Когда немного потеплело и выглянуло нестерпимо яркое солнце, отражающееся от нестерпимо белого снега, Джоан и Сагр выбрались на улицу и стали разгребать двор. Она поняла, почему одна из стен прилепилась к самой скале. В заветрии утеса снега намело намного меньше, чем вокруг, и под самым обрывом даже осталась узенькая, почти не засыпанная снегом каменистая тропинка. Джоан проследила взглядом тропинку дальше, туда, где ущелье поворачивало, скрываясь за скалами, и там…
– Сагр! Смотри! Там кто-то идет.
– Где?
– Вот там, у самого поворота.
Сагр прищурился. Вдоль отвесной стены пробиралась маленькая фигурка.
– Сагр! Это Генри!
– Вряд ли. Ты верно заметила, что он не сможет пройти через перевал. Это кто-то из деревни.
– Да нет же! Это точно он! Я же вижу.
– Ты не можешь видеть на таком расстоянии.
– Глупости, какое тут расстояние. Конечно, это он. Лицо его, и куртка, вон на кармане оторванная застежка…

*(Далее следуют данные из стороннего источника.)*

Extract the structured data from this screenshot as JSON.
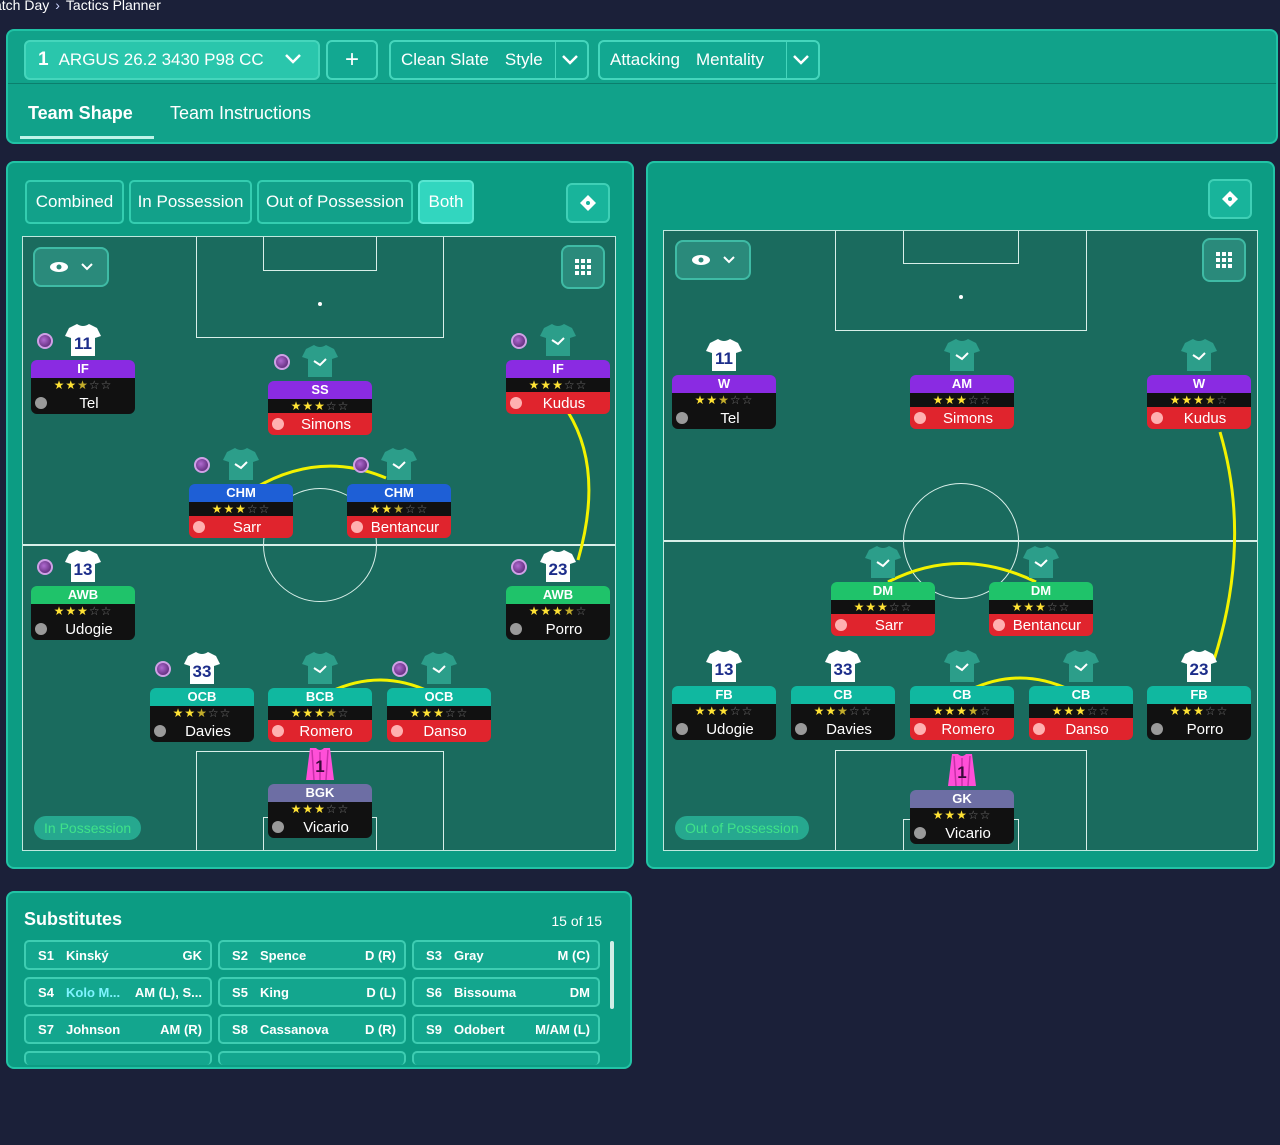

– Джоан! Прекрати нести чушь. Тут добрая миля. Я с трудом могу разглядеть человека, а ты говоришь про застежку…
Она удивленно посмотрела на него.
– Но я вижу. Честно!
– Готова поспорить?
– Да!
– И что будет, если это не Генри?
– Я так сильно расстроюсь, что еще что-нибудь требовать с меня будет несправедливо.
Сагр улыбнулся:
– Договорились.
– Можно я пойду ему навстречу?
– Нет.
– Но…
– Пойдем вместе.
Генри остановился и прислонился к каменной стене. Оставалось пройти совсем немного, значит, можно было позволить себе немного передохнуть. Он достал фляжку, хлебнул, поморщился и откашлялся. Посмотрел наверх, и в этот момент увидел две фигуры, спускающиеся к нему по узкой дорожке вдоль скалы, где снега было поменьше. Он сразу понял, кто есть кто. Джоан бежала вприпрыжку, легко, как горная коза, перепрыгивая камни и на бегу преодолевая узкие и опасные места. Генри слышал, как Сагр пару раз предостерегающе окликнул ее, но она не обратила на него внимания. Последние несколько шагов Джоан преодолела одним прыжком, соскочив с большой каменной ступени, и остановилась прямо перед Генри. У нее были раскрасневшиеся от холода щеки, сияющие глаза, выбившиеся из под капюшона заиндевевшие волосы – и улыбка от уха до уха.
– Ты вернулся!
Он улыбнулся:
– Я же обещал.
– Сагр! – Она обернулась назад. – Я же говорила, что это Генри!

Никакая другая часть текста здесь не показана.